The buzz? GPT-5 has just launched with some flashy upgrades, including a real-time router that decides whether to give you a lightning-fast answer or take its sweet time “thinking” for better accuracy. Sounds great in theory… except, on launch day, it didn’t exactly work as intended.
Many Redditors claimed GPT-5 felt “dumber” than its predecessor, GPT-4o. Altman explained the culprit: the routing system was down for part of the day, meaning GPT-5 wasn’t switching between models as designed. His reassurance? “GPT-5 will seem smarter starting today,” adding that they’re tweaking the decision-making so users get the right model more often — and they’ll make it clearer which model is actually responding to your query.
But nostalgia is strong in the AI world. Several users lobbied hard for GPT-4o’s return, especially for Plus subscribers. Altman didn’t shut the door on the idea, saying they’re actively exploring whether to keep 4o around for paying members.
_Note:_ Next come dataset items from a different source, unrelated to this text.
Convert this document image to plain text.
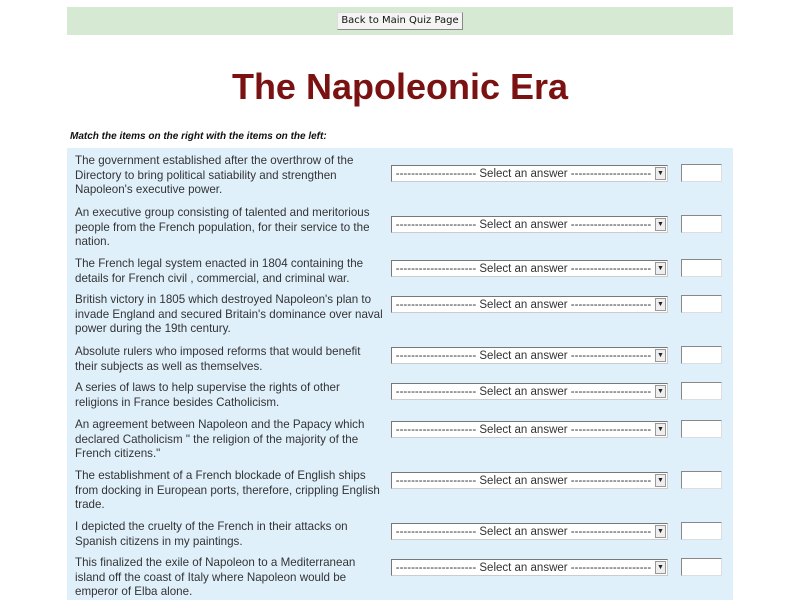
Back to Main Quiz Page
The Napoleonic Era
Match the items on the right with the items on the left:
The government established after the overthrow of the Directory to bring political satiability and strengthen Napoleon's executive power.
--------------------- Select an answer --------------------- ▼
An executive group consisting of talented and meritorious people from the French population, for their service to the nation.
--------------------- Select an answer --------------------- ▼
The French legal system enacted in 1804 containing the details for French civil , commercial, and criminal war.
--------------------- Select an answer --------------------- ▼
British victory in 1805 which destroyed Napoleon's plan to invade England and secured Britain's dominance over naval power during the 19th century.
--------------------- Select an answer --------------------- ▼
Absolute rulers who imposed reforms that would benefit their subjects as well as themselves.
--------------------- Select an answer --------------------- ▼
A series of laws to help supervise the rights of other religions in France besides Catholicism.
--------------------- Select an answer --------------------- ▼
An agreement between Napoleon and the Papacy which declared Catholicism " the religion of the majority of the French citizens."
--------------------- Select an answer --------------------- ▼
The establishment of a French blockade of English ships from docking in European ports, therefore, crippling English trade.
--------------------- Select an answer --------------------- ▼
I depicted the cruelty of the French in their attacks on Spanish citizens in my paintings.
--------------------- Select an answer --------------------- ▼
This finalized the exile of Napoleon to a Mediterranean island off the coast of Italy where Napoleon would be emperor of Elba alone.
--------------------- Select an answer --------------------- ▼
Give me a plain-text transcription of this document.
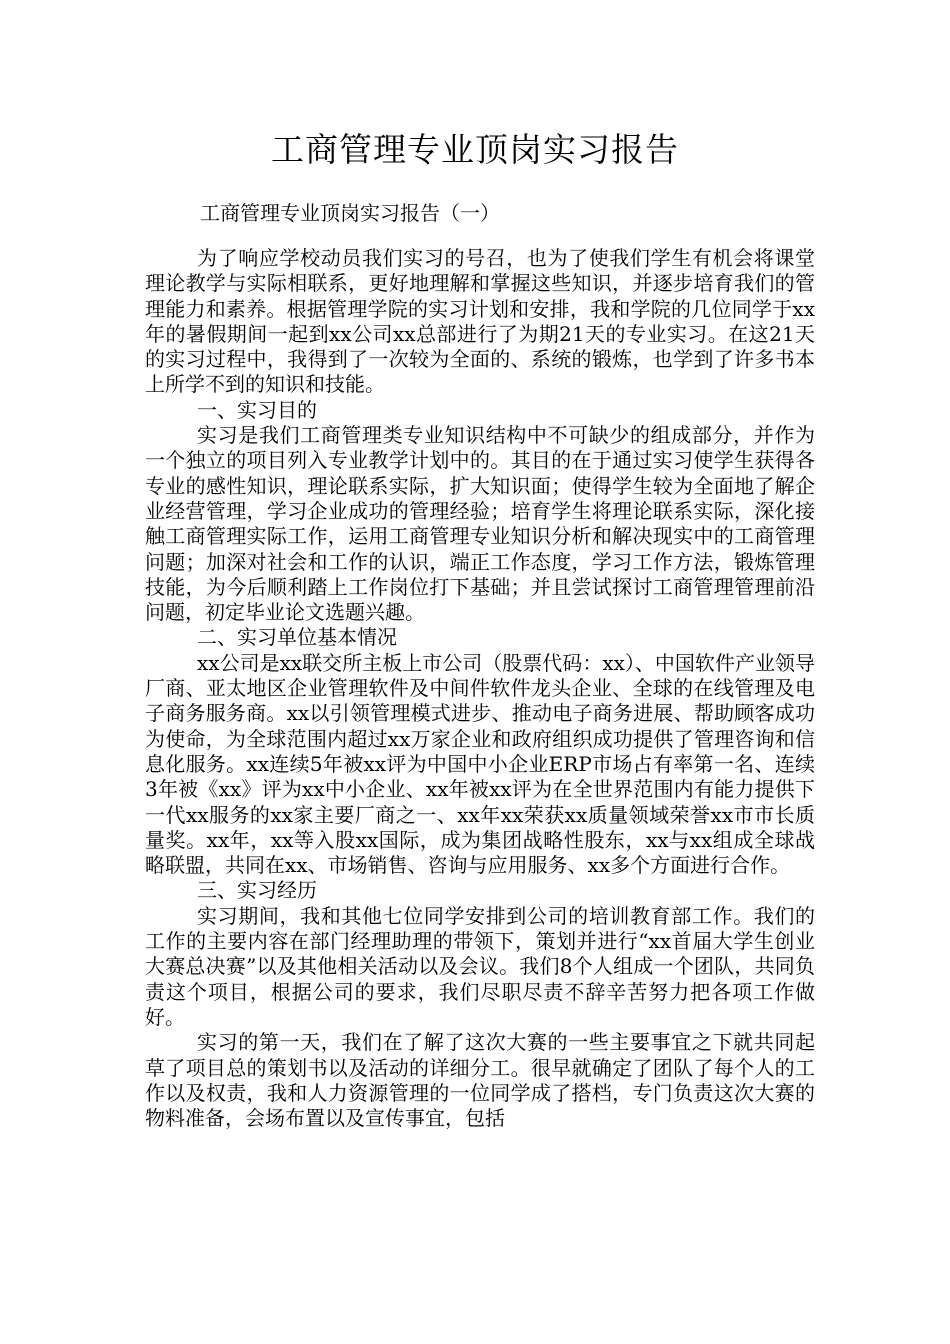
工商管理专业顶岗实习报告
工商管理专业顶岗实习报告（一）

为了响应学校动员我们实习的号召，也为了使我们学生有机会将课堂理论教学与实际相联系，更好地理解和掌握这些知识，并逐步培育我们的管理能力和素养。根据管理学院的实习计划和安排，我和学院的几位同学于xx年的暑假期间一起到xx公司xx总部进行了为期21天的专业实习。在这21天的实习过程中，我得到了一次较为全面的、系统的锻炼，也学到了许多书本上所学不到的知识和技能。

一、实习目的

实习是我们工商管理类专业知识结构中不可缺少的组成部分，并作为一个独立的项目列入专业教学计划中的。其目的在于通过实习使学生获得各专业的感性知识，理论联系实际，扩大知识面；使得学生较为全面地了解企业经营管理，学习企业成功的管理经验；培育学生将理论联系实际，深化接触工商管理实际工作，运用工商管理专业知识分析和解决现实中的工商管理问题；加深对社会和工作的认识，端正工作态度，学习工作方法，锻炼管理技能，为今后顺利踏上工作岗位打下基础；并且尝试探讨工商管理管理前沿问题，初定毕业论文选题兴趣。

二、实习单位基本情况

xx公司是xx联交所主板上市公司（股票代码：xx）、中国软件产业领导厂商、亚太地区企业管理软件及中间件软件龙头企业、全球的在线管理及电子商务服务商。xx以引领管理模式进步、推动电子商务进展、帮助顾客成功为使命，为全球范围内超过xx万家企业和政府组织成功提供了管理咨询和信息化服务。xx连续5年被xx评为中国中小企业ERP市场占有率第一名、连续3年被《xx》评为xx中小企业、xx年被xx评为在全世界范围内有能力提供下一代xx服务的xx家主要厂商之一、xx年xx荣获xx质量领域荣誉xx市市长质量奖。xx年，xx等入股xx国际，成为集团战略性股东，xx与xx组成全球战略联盟，共同在xx、市场销售、咨询与应用服务、xx多个方面进行合作。

三、实习经历

实习期间，我和其他七位同学安排到公司的培训教育部工作。我们的工作的主要内容在部门经理助理的带领下，策划并进行“xx首届大学生创业大赛总决赛”以及其他相关活动以及会议。我们8个人组成一个团队，共同负责这个项目，根据公司的要求，我们尽职尽责不辞辛苦努力把各项工作做好。

实习的第一天，我们在了解了这次大赛的一些主要事宜之下就共同起草了项目总的策划书以及活动的详细分工。很早就确定了团队了每个人的工作以及权责，我和人力资源管理的一位同学成了搭档，专门负责这次大赛的物料准备，会场布置以及宣传事宜，包括
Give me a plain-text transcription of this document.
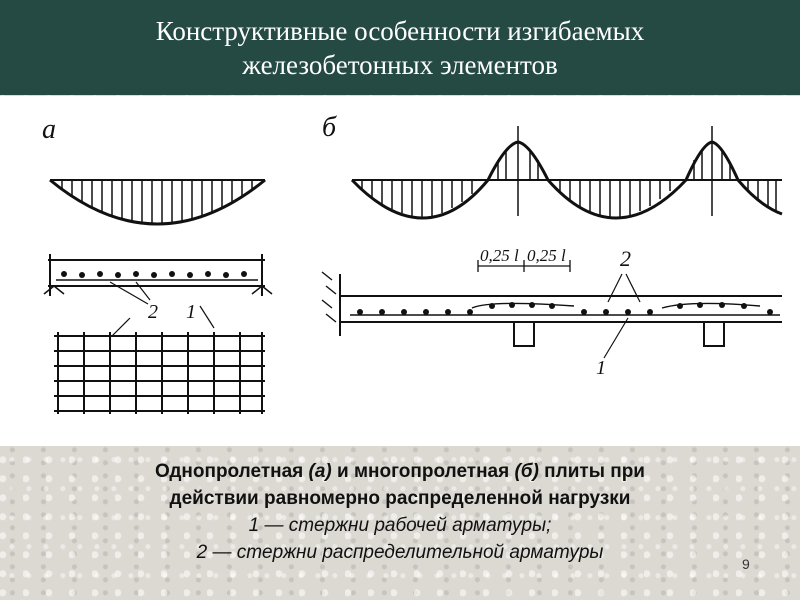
Конструктивные особенности изгибаемых
железобетонных элементов
а
2 1
б
0,25 l 0,25 l 2
1
Однопролетная (а) и многопролетная (б) плиты при
действии равномерно распределенной нагрузки
1 — стержни рабочей арматуры;
2 — стержни распределительной арматуры
9
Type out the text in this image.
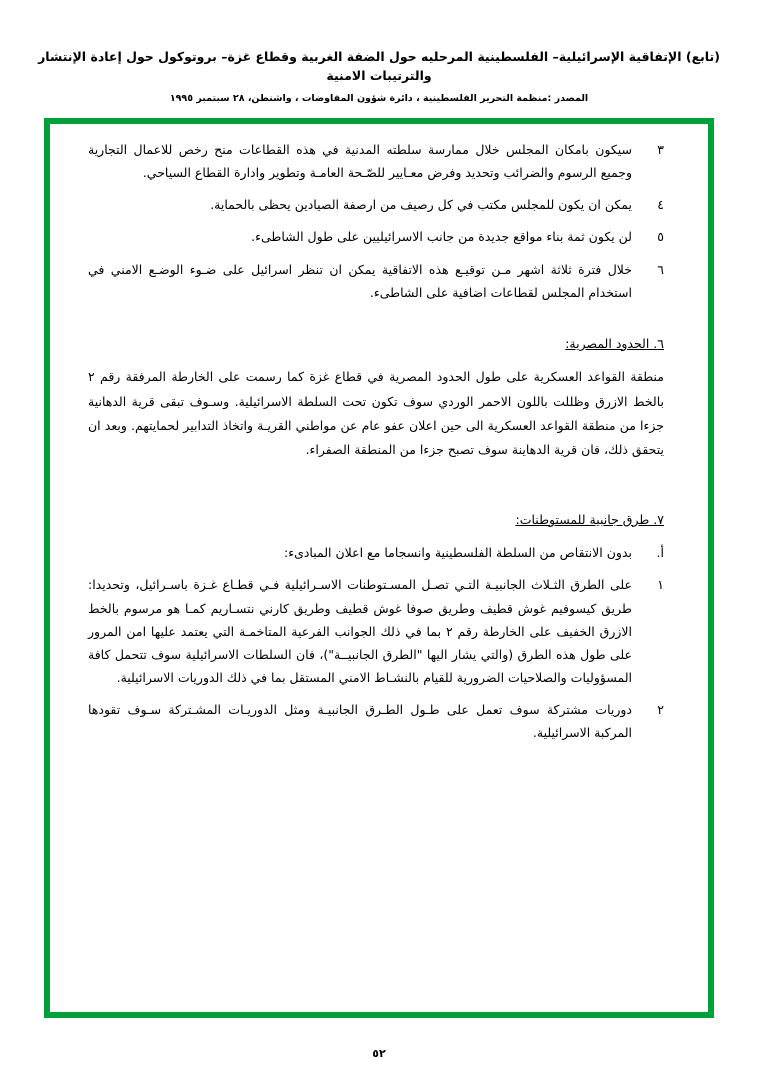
(تابع) الإتفاقية الإسرائيلية– الفلسطينية المرحليه حول الضفة الغربية وقطاع غزة– بروتوكول حول إعادة الإنتشار والترتيبات الامنية
المصدر :منظمة التحرير الفلسطينية ، دائرة شؤون المفاوضات ، واشنطن، ٢٨ سبتمبر ١٩٩٥
٣
سيكون بامكان المجلس خلال ممارسة سلطته المدنية في هذه القطاعات منح رخص للاعمال التجارية وجميع الرسوم والضرائب وتحديد وفرض معـايير للصّـحة العامـة وتطوير وادارة القطاع السياحي.
٤
يمكن ان يكون للمجلس مكتب في كل رصيف من ارصفة الصيادين يحظى بالحماية.
٥
لن يكون ثمة بناء مواقع جديدة من جانب الاسرائيليين على طول الشاطىء.
٦
خلال فترة ثلاثة اشهر مـن توقيـع هذه الاتفاقية يمكن ان تنظر اسرائيل على ضـوء الوضـع الامني في استخدام المجلس لقطاعات اضافية على الشاطىء.
٦. الحدود المصرية:
منطقة القواعد العسكرية على طول الحدود المصرية في قطاع غزة كما رسمت على الخارطة المرفقة رقم ٢ بالخط الازرق وظللت باللون الاحمر الوردي سوف تكون تحت السلطة الاسرائيلية. وسـوف تبقى قرية الدهانية جزءا من منطقة القواعد العسكرية الى حين اعلان عفو عام عن مواطني القريـة واتخاذ التدابير لحمايتهم. وبعد ان يتحقق ذلك، فان قرية الدهاينة سوف تصبح جزءا من المنطقة الصفراء.
٧. طرق جانبية للمستوطنات:
أ.
بدون الانتقاص من السلطة الفلسطينية وانسجاما مع اعلان المبادىء:
١
على الطرق الثـلاث الجانبيـة التـي تصـل المسـتوطنات الاسـرائيلية فـي قطـاع غـزة باسـرائيل، وتحديدا: طريق كيسوفيم غوش قطيف وطريق صوفا غوش قطيف وطريق كارني نتسـاريم كمـا هو مرسوم بالخط الازرق الخفيف على الخارطة رقم ٢ بما في ذلك الجوانب الفرعية المتاخمـة التي يعتمد عليها امن المرور على طول هذه الطرق (والتي يشار اليها "الطرق الجانبيــة")، فان السلطات الاسرائيلية سوف تتحمل كافة المسؤوليات والصلاحيات الضرورية للقيام بالنشـاط الامني المستقل بما في ذلك الدوريات الاسرائيلية.
٢
دوريات مشتركة سوف تعمل على طـول الطـرق الجانبيـة ومثل الدوريـات المشـتركة سـوف تقودها المركبة الاسرائيلية.
٥٢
As a sweetener, he also promised to double the rate limits for Plus users during the rollout, giving everyone more room to experiment without hitting a wall.
And then, the “chart crime.” During the big GPT-5 reveal, a benchmark bar chart showed a much lower score… with a much taller bar. Cue the memes. Altman later admitted it was a “mega chart screwup,” though the blog post version had it right. The internet, of course, had its fun, with jokes about letting GPT handle corporate slide decks.
Despite the hiccups, Altman closed with a promise: OpenAI is listening, fixing, and fine-tuning. Translation? The GPT-5 ride might have started bumpy, but they’re not taking their hands off the wheel.